Only nine days to go Elizabeth!
Yes, thank you Jolly New Year 10 Girl, I really had forgotten!

I’m fed up with people asking me if I’m excited.  I’m annoyed at myself for being too tired and too pissed off with work to really give them the satisfactory oooh-yes-clap-my-hands-in-glee-i’m-so-happy answer that they obviously want. 

Or perhaps I’m using work as an excuse … if I’ve got work occupying my mind then I’m less likely to spend my days worrying about what can go wrong.  And the nightmares!  Tsk.

I’m absolutely shattered.  Last night I thought I’d rest my weary head for half an hour whilst waiting for The Blokey to come home.  Three and a half hours later he woke me up.  This just meant that sleep was practically impossible later on.  Tonight I shall sleep well.

In theory.

I have a fair amount to do, but at least I have the weekend to myself.  The Blokey is off to maC with friends and male family members to enjoy steak and beer on a quiet and refrained stag night.  I plan on sleeping, admiring my dress [which we’ll pick up early on Saturday morning], sleeping again, wedding the front garden, wearing my shoes in, sleeping once more, making up my favours, cleaning the house from cobwebby top to dusty bottom … oh, and sleeping.  Again. 

Yeh, I’m starting to panic.

In fact, I feel sick.

It’s not the marriage part, or the ceremony, or the evening reception … it’s thinking that everything will go wrong: the photgrapher won’t turn up; I’ll oversleep; my hairdresser will oversleep; the car will get stuck in traffic between here and there [that’s your fault for saying there were roadworks everywhere between there and here]; the balloons will look rubbish; the flowers will be droopy; it will rain, heavily …

I have Thursday and Friday off work next week … I really wish I had the other three days too. 

*breathes*

[yes, I am aware that I shall be wedding the front garden – maybe the next day I’ll actually weed it]

please God bless me as i start to panic and worry xxx Elsabeth

20 comments

  1. i was about to congratulate you on the jokey weeding slip, but i’m not going to as you decided to explain it at the end. only 1 eProp for you then.[edits out long pointless sentence ending with something about making a bed and having to lie in it and replaces it with a sentence that basically says the same thing, except within square brackets]mmm bed.night.

  2. Take a few breaths and realize that no matter what happens it only matters that you are happy with your man.
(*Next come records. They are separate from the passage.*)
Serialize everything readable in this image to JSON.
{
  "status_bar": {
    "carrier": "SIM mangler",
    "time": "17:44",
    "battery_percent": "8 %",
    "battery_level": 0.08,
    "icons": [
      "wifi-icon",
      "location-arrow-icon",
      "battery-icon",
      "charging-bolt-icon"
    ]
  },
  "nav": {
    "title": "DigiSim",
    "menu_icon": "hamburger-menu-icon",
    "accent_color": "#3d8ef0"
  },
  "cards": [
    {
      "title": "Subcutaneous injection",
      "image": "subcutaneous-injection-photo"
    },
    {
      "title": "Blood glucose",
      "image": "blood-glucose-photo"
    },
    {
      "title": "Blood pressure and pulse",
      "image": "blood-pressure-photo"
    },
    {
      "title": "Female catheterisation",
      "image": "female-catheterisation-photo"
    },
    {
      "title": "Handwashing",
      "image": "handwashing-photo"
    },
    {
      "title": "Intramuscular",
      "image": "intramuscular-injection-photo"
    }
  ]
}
Take care.

  3. it will be fine.
    i had loads go wrong on the run up and on the day it was perfect-like your day will be.
    Have fun and enjoy it!!!!!! make sure you do that. You only get this day once (hopefully!!)
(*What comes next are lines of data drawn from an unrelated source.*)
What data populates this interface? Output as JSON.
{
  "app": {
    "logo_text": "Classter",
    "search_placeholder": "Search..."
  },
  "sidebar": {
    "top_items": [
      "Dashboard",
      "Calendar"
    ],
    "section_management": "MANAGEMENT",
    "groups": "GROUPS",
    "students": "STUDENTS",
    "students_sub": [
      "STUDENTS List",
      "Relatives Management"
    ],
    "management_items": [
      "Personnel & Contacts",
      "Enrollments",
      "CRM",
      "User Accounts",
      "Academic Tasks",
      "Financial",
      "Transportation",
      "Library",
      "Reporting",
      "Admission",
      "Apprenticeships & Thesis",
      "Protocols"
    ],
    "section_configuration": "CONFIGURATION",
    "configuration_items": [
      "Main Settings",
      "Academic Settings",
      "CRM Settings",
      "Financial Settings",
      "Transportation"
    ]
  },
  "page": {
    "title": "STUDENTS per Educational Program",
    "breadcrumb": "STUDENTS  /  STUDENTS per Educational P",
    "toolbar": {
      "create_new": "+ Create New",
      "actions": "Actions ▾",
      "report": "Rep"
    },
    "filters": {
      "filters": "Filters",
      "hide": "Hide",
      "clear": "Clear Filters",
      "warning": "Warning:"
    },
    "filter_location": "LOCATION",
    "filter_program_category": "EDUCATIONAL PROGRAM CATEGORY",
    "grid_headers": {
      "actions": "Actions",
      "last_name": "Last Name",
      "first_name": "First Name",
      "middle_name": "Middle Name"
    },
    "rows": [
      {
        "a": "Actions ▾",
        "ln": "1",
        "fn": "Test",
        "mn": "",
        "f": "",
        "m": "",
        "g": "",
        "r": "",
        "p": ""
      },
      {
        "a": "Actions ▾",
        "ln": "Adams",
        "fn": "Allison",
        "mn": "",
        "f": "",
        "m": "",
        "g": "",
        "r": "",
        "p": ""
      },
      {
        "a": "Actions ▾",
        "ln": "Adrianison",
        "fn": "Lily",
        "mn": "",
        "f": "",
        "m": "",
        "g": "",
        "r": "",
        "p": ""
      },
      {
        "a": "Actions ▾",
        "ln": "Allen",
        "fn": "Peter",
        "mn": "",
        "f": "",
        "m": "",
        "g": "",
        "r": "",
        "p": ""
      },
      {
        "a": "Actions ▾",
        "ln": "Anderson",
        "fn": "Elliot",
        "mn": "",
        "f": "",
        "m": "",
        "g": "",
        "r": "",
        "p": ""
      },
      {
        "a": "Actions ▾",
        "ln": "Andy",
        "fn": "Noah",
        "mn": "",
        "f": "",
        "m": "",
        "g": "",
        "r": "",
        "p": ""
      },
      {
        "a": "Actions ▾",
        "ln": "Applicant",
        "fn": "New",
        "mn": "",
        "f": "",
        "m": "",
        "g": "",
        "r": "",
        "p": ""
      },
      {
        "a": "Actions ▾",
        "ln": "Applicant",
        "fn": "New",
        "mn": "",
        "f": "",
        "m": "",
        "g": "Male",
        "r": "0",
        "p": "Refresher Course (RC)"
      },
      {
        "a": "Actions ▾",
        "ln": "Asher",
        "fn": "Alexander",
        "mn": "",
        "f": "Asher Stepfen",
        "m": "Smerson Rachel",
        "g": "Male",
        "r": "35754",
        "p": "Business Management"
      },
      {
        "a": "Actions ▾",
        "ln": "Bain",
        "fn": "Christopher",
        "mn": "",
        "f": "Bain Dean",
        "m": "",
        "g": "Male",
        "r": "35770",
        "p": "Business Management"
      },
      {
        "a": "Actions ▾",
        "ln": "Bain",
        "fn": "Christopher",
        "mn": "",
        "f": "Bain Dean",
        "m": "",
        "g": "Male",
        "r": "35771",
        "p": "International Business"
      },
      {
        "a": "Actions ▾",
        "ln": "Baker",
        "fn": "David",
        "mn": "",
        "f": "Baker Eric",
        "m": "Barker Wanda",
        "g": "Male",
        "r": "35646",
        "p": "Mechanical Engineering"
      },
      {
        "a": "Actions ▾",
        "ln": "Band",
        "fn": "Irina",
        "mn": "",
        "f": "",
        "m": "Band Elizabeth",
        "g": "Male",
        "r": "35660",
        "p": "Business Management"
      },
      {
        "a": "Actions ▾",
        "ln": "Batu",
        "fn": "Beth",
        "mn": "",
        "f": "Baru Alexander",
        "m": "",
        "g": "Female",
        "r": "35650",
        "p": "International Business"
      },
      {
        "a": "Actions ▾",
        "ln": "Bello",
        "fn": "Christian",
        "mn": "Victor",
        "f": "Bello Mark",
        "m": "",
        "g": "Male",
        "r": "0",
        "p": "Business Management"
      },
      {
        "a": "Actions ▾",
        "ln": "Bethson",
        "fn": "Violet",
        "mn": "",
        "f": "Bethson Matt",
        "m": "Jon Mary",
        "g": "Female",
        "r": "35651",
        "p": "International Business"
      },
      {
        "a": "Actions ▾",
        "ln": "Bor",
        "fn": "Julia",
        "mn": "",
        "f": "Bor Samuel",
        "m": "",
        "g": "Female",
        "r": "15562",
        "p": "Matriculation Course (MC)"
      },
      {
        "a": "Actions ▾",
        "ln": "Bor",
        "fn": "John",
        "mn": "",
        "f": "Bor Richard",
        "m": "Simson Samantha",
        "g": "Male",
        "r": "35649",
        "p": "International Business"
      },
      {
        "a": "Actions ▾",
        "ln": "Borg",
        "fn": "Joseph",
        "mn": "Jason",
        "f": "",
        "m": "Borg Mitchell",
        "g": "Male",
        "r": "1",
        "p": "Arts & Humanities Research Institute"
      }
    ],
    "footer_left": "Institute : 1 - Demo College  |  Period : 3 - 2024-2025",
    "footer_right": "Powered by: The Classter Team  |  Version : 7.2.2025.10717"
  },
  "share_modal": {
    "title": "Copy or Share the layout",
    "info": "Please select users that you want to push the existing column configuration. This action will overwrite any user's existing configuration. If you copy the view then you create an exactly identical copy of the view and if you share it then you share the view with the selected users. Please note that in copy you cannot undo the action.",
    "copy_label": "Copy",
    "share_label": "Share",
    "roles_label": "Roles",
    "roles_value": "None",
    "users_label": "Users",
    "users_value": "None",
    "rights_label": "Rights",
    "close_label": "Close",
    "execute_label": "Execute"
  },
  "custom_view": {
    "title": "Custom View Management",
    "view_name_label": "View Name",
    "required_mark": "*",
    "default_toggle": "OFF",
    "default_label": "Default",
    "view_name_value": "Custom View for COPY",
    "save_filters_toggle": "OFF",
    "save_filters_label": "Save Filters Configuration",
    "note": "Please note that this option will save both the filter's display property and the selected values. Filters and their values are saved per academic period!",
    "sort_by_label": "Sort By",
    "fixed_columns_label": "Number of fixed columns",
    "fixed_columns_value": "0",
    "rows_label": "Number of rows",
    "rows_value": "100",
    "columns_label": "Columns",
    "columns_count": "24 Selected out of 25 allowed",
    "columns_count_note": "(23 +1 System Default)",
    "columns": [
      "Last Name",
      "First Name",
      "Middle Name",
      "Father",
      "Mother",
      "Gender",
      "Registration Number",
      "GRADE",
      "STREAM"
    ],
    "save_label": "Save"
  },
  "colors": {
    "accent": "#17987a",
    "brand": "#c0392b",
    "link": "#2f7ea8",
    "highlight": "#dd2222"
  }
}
  4. My mother repeated a very sage comment for each of my three sisters’ weddings–everything will come together and no one will notice if something doesn’t quite because everyone will be happy for you! 
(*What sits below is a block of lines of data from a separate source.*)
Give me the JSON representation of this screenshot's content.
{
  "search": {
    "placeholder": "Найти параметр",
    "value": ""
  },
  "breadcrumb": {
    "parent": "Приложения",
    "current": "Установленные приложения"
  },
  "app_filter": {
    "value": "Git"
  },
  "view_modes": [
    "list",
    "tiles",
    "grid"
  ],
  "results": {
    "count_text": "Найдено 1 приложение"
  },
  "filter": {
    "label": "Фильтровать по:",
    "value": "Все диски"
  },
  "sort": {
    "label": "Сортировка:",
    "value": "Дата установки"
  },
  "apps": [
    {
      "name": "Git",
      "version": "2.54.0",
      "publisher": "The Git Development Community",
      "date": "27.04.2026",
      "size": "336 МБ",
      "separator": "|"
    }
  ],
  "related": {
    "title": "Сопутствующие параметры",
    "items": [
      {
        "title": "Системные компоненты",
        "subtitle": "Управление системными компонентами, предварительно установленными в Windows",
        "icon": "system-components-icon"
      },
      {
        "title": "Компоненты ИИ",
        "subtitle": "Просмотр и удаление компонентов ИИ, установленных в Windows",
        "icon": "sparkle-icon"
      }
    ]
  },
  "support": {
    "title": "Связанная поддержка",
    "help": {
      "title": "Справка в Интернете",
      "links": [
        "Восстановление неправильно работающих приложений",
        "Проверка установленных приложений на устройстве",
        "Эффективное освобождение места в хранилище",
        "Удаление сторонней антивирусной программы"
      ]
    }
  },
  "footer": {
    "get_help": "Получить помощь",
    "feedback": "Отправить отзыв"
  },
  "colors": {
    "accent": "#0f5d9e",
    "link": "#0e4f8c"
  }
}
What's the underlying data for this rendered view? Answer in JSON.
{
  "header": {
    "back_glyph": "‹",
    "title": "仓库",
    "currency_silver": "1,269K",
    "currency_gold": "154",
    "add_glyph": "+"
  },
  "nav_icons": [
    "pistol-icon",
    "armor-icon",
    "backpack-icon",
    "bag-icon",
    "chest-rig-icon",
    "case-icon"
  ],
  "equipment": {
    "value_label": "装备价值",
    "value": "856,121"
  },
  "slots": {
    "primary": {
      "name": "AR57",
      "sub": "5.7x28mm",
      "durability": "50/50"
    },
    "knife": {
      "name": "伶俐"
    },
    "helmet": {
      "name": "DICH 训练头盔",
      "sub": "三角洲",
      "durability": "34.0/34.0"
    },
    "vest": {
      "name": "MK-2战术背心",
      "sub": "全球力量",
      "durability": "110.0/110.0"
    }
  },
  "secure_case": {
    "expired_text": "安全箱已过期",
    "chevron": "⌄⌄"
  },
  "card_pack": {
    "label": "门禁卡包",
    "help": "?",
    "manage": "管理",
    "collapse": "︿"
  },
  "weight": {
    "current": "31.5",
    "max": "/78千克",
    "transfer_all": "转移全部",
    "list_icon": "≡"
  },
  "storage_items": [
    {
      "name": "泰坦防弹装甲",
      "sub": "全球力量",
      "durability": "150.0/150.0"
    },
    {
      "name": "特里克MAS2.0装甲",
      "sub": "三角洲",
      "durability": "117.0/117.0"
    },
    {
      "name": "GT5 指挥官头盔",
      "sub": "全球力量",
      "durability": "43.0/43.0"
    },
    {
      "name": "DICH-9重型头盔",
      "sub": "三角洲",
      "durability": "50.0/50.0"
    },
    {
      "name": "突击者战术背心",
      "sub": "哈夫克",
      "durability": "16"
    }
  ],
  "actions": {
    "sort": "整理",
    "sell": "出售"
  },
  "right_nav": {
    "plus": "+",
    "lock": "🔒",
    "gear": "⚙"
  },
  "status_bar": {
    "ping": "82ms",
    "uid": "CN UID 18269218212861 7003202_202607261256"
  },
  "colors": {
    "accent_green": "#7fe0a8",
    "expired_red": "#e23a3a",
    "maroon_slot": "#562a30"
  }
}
  5. What’s the worst thing that could happen? A friend of S’s got married in August – and fell out of her wedding dress on the walk back down the aisle. It’s the only thing everyone remembers (to the point that people wrote about it in her memory book thing that she asked for notes from guests). It can’t get worse than that

  6. I don’t know if all of the “oh, this is what happenned at so and so’s wedding” will really help at not, but in my experience even the tiniest of disasters probably will occur, but only serves in the end to make the memories more endearing. My cousin’s wedding featured a small “pond” with floating candles and greenery surrounding it – you guessed it, a small fire. But everything was beautiful and in the end you just laugh at the things you can’t control and cherish the fact that you’ve made your commitment. *Hugs* I know it’s stressful. *hugs*
    -kh

  7. Nervousness is natural. Chances are that if something does go wrong on the day that you won’t even notice. You will be in a complete daze. And the nightmares are normal too. I had the worst nightmares before getting married and everyone else I have ever talked to did as well. I swear being engaged is the hardest thing in the world. Your wedding will be wonderful and everything after that will be even better.

  8. Goodness. Is that why couples take honeymoons immediately after the wedding?The stress of preparation makes it so that you’re absolutely drained???For me, I think I’ll hold off on the bed. Two and a half grand on a bed can buy me rent in Turkey with a spankin’ view of the Blue Mosque for three months. Or a flat screen tv. It’s like MissMel said–how long would I stick around to get use out of it.